James Towers English (22 February 1782 – 26 September 1819) was an Anglo-Irish commander of British Legions forces in the Spanish American wars of independence.

== Biography ==
James Towers English was the son of a well-to-do Dublin merchant. He went into business supplying horses to the British Army until his company went bankrupt, then took a job with the army Commissariat as a clerk. In May 1817 he met Luis López Méndez, the representative of Simon Bolívar in London. Claiming to have been a cavalry lieutenant, he was made a captain in the '1st Venezuelan Hussars' and sailed for South America in December 1817. He fought with distinction at the battle of Ortiz on 26 March 1818, and was promoted to full colonel and appointed second-in-command of the British Guard of Honor led by James Rooke.

In May 1818, he signed a contract with the Patriot government to recruit and equip a British force of 1,000 men, in return for which he was promised £50 per head and a General's commission. By painting a rosy picture of pay and conditions in South America, he succeeded in recruiting between 1,000 and 2,000 mercenaries, who sailed during the following months.
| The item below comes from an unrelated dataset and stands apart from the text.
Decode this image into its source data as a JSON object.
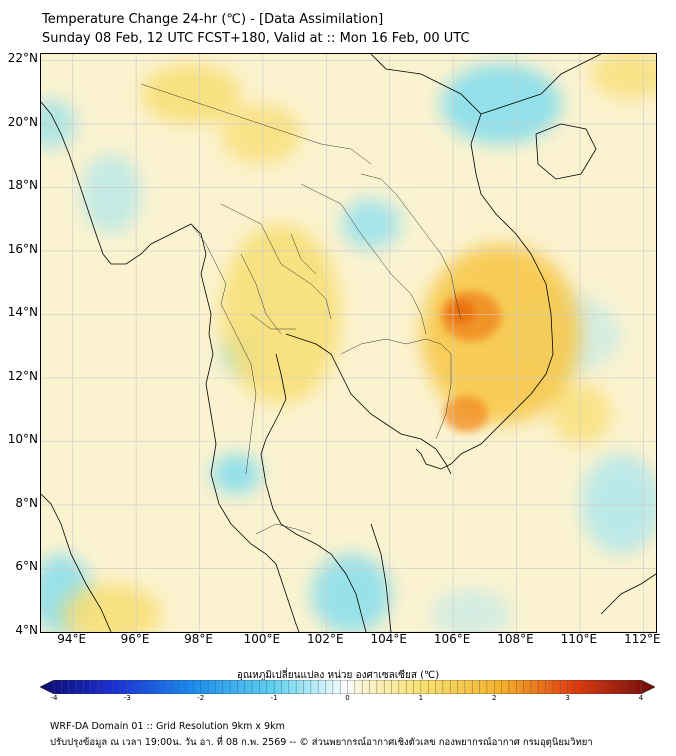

English returned to Venezuela and landed on Margarita Island in mid-April, 1819 where he was confirmed in the rank of Brigadier General and was given command of all the foreign mercenaries, as subordinate to Venezuelan General Rafael Urdaneta.

In July 1819 he participated in storming the fortress of El Morro, which guarded the city Barcelona. His troops looted the city, drank all the alcohol they could find and devastated their section of the town. On August 7 1819 Urdaneta's army attempted to storm Maturín but failed after grievous losses in their assault against Fort Agua Santa, while General English remained in the rear pleading sickness. With his authority destroyed, English was replaced as leader of the British Legion by Colonel John Blossett. English retired to Margarita Island where he died of illness on 26 September 1819 and is buried in a cemetery overlooking Juan Griego Bay. His wife, Mary, remained in Colombia and married the English trader William Greenup.